Peter Dittmer ist unter den in der DDR multimedial arbeitenden Künstlern einer der originellsten. Mitte der achtziger Jahre gehörte er zum Dresdener Kreis der sich als „Autoperforationsartisten“ profilierenden HfBK-Studenten Michael Brendel, Rainer Görß, Via Lewandowsky und Else Gabriel. Doch im Gegensatz zu den vom Wiener Aktionismus nicht unbeeinflußten Fleisch-, Blut- und Urinexperimenten der vier diplomierten Bühnenbildner bevorzugte Dittmer eine sublimere Sprache. Die in der Galerie Sonne ausgestellten Arbeiten unterscheiden sich zwar in ihren bescheidenen Abmessungen von seinen aufwendigen und gärtenfüllenden frühen Klanginstallationen, sind aber dadurch nur klarer und perfekter geworden. Dittmers Arbeiten, so etwa ein Klangobjekt, dessen Titel mit der Zeile Das Scheusal ist die Zukunft des Menschen ... beginnt, sind überlegt komponiert, der Zufall ist ausgeschlossen: Auf einem kleinen Rolltisch steht eine Munitionskiste mit der Aufschrift „Handgranaten“. Die wiederum wird gekrönt durch eine braune Pelzmütze, die auf fatale Weise an jene Kopfbedeckung erinnert, die Ceaucescu vom Haupt zu rutschen drohte, als er im Dezember 1989 aus der Luke eines Schützenpanzerwagens seiner Aburteilung entgegenkletterte. Das Didaktische dieser scheinbar vordergründigen Geschichtsillustration wird aber sofort durch ein leises Pfeifen aufgehoben, das mit der Unbekümmertheit eines Badewannengeträllers aus der Mütze des Diktators dringt. Dittmer spielt mit dem Horror, ohne ihn zu beschreiben, und löst das Grauen von seiner ereignisgebundenen Fessel, denn - so der Künstler - “... der Held ist im Bauch des Scheusals“.
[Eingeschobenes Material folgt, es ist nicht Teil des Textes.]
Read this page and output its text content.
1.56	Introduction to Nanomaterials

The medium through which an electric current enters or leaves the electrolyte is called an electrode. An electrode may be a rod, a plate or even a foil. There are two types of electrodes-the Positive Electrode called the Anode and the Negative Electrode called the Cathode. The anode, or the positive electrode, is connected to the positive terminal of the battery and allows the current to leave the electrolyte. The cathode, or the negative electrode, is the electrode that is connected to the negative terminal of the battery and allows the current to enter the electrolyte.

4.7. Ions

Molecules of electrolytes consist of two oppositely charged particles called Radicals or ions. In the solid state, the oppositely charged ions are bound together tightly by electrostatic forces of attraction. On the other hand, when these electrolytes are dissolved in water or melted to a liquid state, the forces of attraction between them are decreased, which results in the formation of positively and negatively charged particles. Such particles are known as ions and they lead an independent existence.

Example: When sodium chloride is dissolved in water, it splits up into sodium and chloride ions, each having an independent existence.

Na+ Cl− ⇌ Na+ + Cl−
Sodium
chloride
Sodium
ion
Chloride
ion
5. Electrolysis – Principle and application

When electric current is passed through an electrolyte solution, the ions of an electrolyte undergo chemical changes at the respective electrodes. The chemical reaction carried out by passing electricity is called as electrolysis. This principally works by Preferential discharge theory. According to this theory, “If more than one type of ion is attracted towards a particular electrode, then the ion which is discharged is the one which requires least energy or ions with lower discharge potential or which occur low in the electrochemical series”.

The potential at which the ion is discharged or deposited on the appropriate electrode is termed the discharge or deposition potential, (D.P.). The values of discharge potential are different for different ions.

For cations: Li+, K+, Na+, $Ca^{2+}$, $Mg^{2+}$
Hans Scheuerecker zeigt im selben Raum vier Arbeiten aus der Folge Gesichte. Der in Cottbus lebende Autodidakt versucht in den 1990 entstandenen Werken, graphische Strukturen in die Malerei zu überführen. Geblieben sind bei diesem Versuch vier großformatige Tafeln, auf denen sich rote, schwarze oder goldene Pinselspuren zu dekorativen Bildern formen, ohne jedoch den Sprung in die neue Gattung rechtfertigen zu können. In den Arbeiten fehlt es an Raum, und so drohen sie ins Plakative zu gleiten.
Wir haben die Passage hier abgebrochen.